PV-Powered Vehicles – For photovoltaic (PV)-powered vehicles, I’m not thinking today’s modern electric vehicle, because they require a lot of electricity from the grid or a huge solar array (or other alternative energy source) to remain operable. I’m thinking more of a lightweight buggy with a couple solar panels on top and a few salvaged car batteries that you can use to haul your firewood out of the woods. Another option may be a smaller panel and a battery to create an electrified three-wheeled bicycle like you see many of the Amish use.

Rail lines – There are tens of thousands of miles of rail lines crossing this country. In a grid-down scenario, finding an old hand pump cart or the motorized high rail cars that are used for maintenance would be an excellent way to travel between towns. This option would depend on your location and sources of fuel. I would only explore this option if you can be sure that trains are not operating. It would be extremely dangerous to use rail lines if modern trains are still operating.
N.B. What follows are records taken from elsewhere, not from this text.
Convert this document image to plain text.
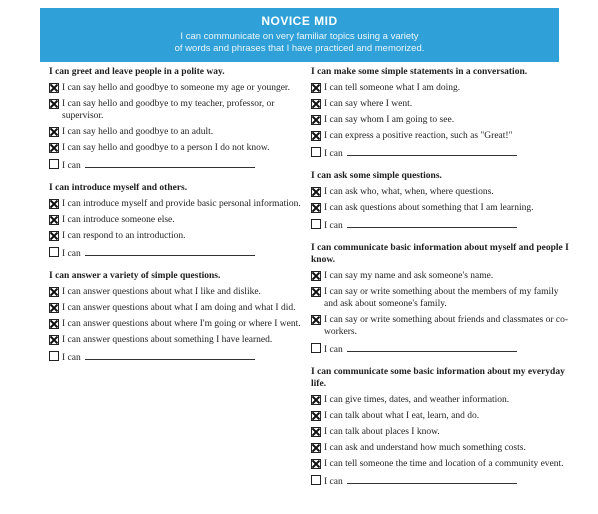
NOVICE MID
I can communicate on very familiar topics using a variety
of words and phrases that I have practiced and memorized.
I can greet and leave people in a polite way.
I can say hello and goodbye to someone my age or younger.
I can say hello and goodbye to my teacher, professor, or supervisor.
I can say hello and goodbye to an adult.
I can say hello and goodbye to a person I do not know.
I can
I can introduce myself and others.
I can introduce myself and provide basic personal information.
I can introduce someone else.
I can respond to an introduction.
I can
I can answer a variety of simple questions.
I can answer questions about what I like and dislike.
I can answer questions about what I am doing and what I did.
I can answer questions about where I'm going or where I went.
I can answer questions about something I have learned.
I can
I can make some simple statements in a conversation.
I can tell someone what I am doing.
I can say where I went.
I can say whom I am going to see.
I can express a positive reaction, such as "Great!"
I can
I can ask some simple questions.
I can ask who, what, when, where questions.
I can ask questions about something that I am learning.
I can
I can communicate basic information about myself and people I know.
I can say my name and ask someone's name.
I can say or write something about the members of my family and ask about someone's family.
I can say or write something about friends and classmates or co-workers.
I can
I can communicate some basic information about my everyday life.
I can give times, dates, and weather information.
I can talk about what I eat, learn, and do.
I can talk about places I know.
I can ask and understand how much something costs.
I can tell someone the time and location of a community event.
I can
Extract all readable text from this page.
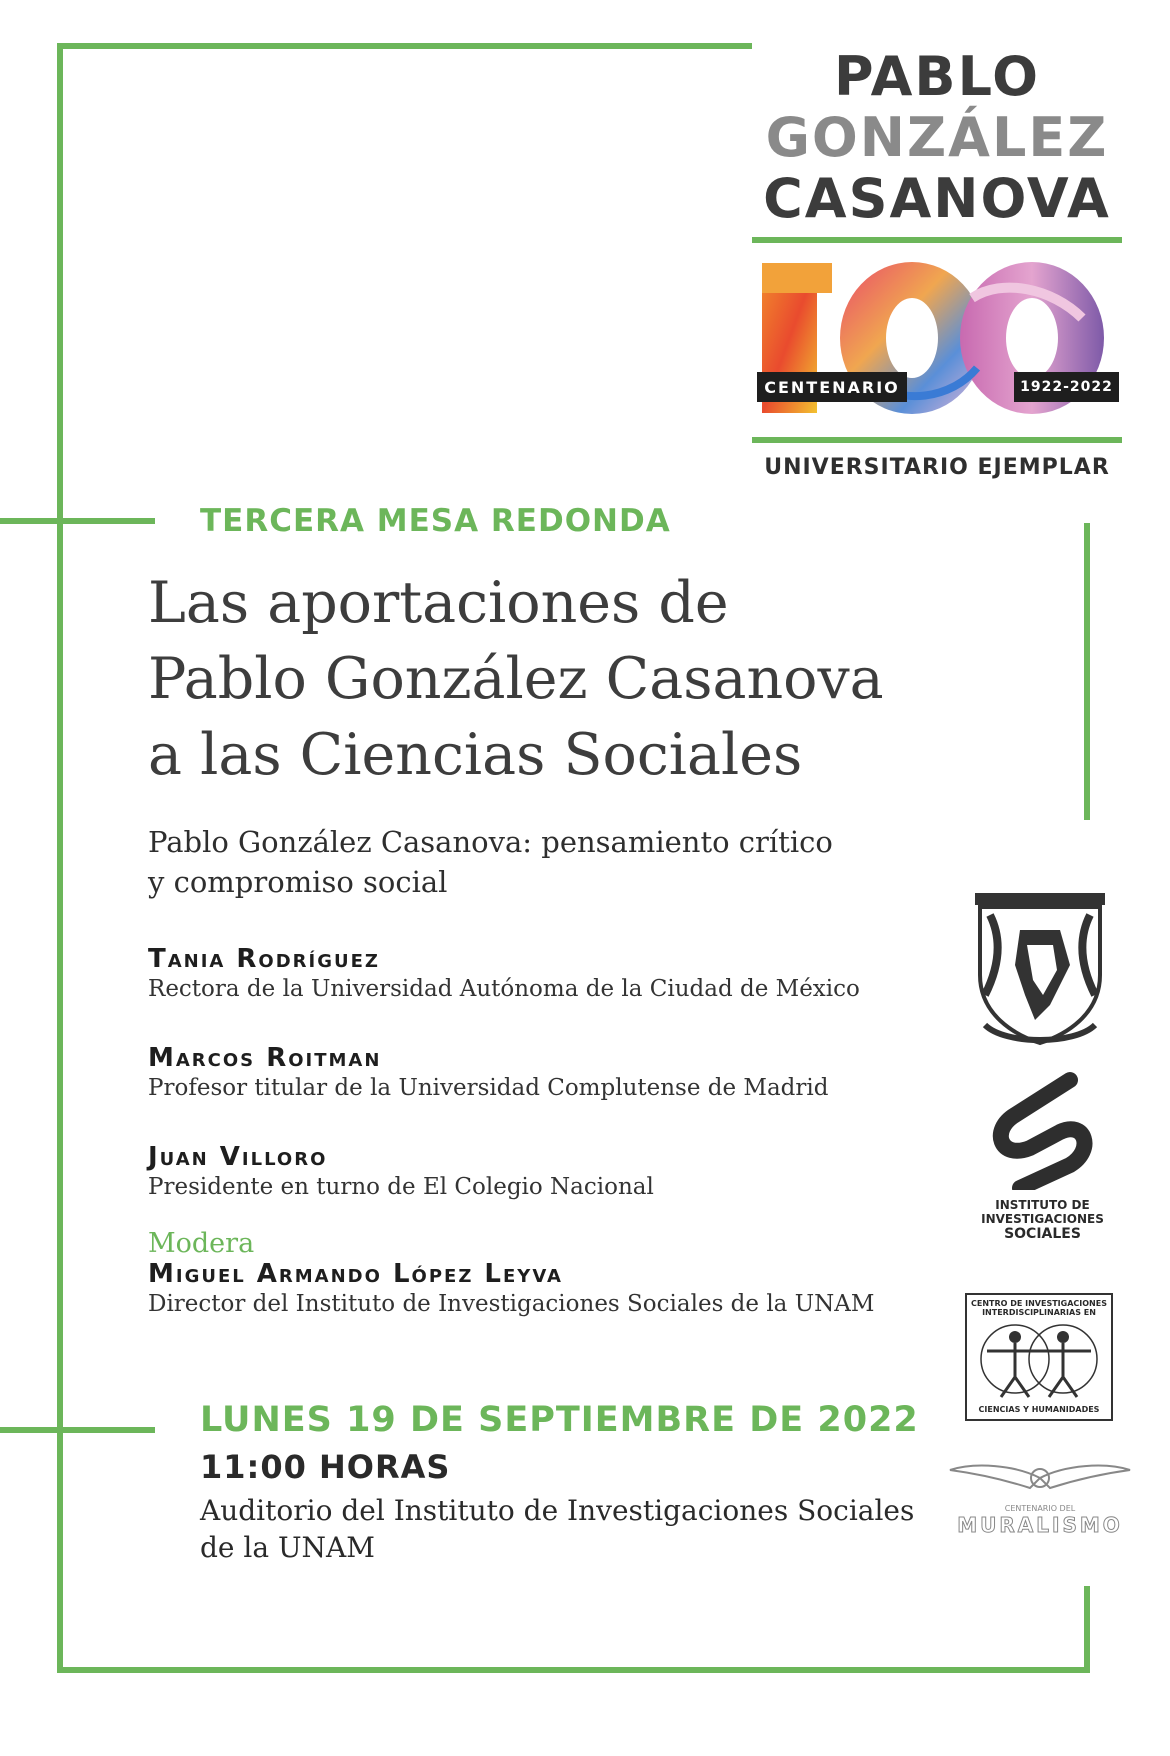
PABLO
GONZÁLEZ
CASANOVA
CENTENARIO	1922-2022
UNIVERSITARIO EJEMPLAR
TERCERA MESA REDONDA
Las aportaciones de
Pablo González Casanova
a las Ciencias Sociales
Pablo González Casanova: pensamiento crítico
y compromiso social
Tania Rodríguez
Rectora de la Universidad Autónoma de la Ciudad de México
Marcos Roitman
Profesor titular de la Universidad Complutense de Madrid
Juan Villoro
Presidente en turno de El Colegio Nacional
Modera
Miguel Armando López Leyva
Director del Instituto de Investigaciones Sociales de la UNAM
LUNES 19 DE SEPTIEMBRE DE 2022
11:00 HORAS
Auditorio del Instituto de Investigaciones Sociales
de la UNAM
INSTITUTO DE
INVESTIGACIONES
SOCIALES
CENTRO DE INVESTIGACIONES
INTERDISCIPLINARIAS EN
CIENCIAS Y HUMANIDADES
CENTENARIO DEL
MURALISMO
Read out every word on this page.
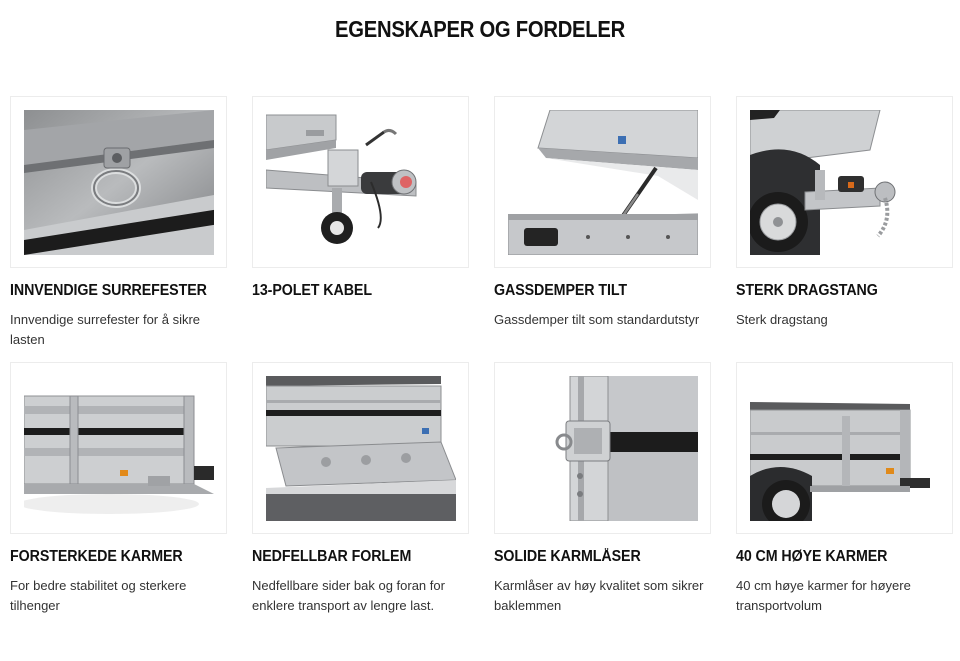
EGENSKAPER OG FORDELER
INNVENDIGE SURREFESTER
Innvendige surrefester for å sikre lasten
13-POLET KABEL	GASSDEMPER TILT
Gassdemper tilt som standardutstyr
STERK DRAGSTANG
Sterk dragstang
FORSTERKEDE KARMER
For bedre stabilitet og sterkere tilhenger
NEDFELLBAR FORLEM
Nedfellbare sider bak og foran for enklere transport av lengre last.
SOLIDE KARMLÅSER
Karmlåser av høy kvalitet som sikrer baklemmen
40 CM HØYE KARMER
40 cm høye karmer for høyere transportvolum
A few other things to think about

I have listed a few alternative modes of transportation that for the most part were used before modern forms of transportation were invented. I’m sure you can come up more if you think about the ways they used to get around before the train, automobile, and airplane. Particularly, look at how people used to get around in your local area.

JWR Adds This Safety Caveat: You would of course need to first be absolutely sure that all train traffic have ceased, unless you are on long-abandoned tracks.

All of these alternatives require planning and training today in order to be prepared for tomorrow’s crisis.
Traveling in tomorrow’s world after a collapse will require some different tactics. All of the methods listed above are going to greatly reduce the miles covered in a day versus what you can do now in a modern automobile. This may require caching supplies along your route or building small huts/cabins in order to spend the night. Think about how trappers used line cabins to expand the amount of area they could cover.

You can’t do it all by yourself. In the scenarios I’ve discussed it will become extremely important to have other people to rely on for safety and security. You won’t have the option to call AAA or the police.

In my opinion, the most important rule of survival is “Do not fear”. It always reminds me of my favorite bible verse, Isaiah 41:10 (NIV): “So do not fear, for I am with you; do not be dismayed, for I am your God. I will strengthen you and help you; I will uphold you with my righteous right hand.”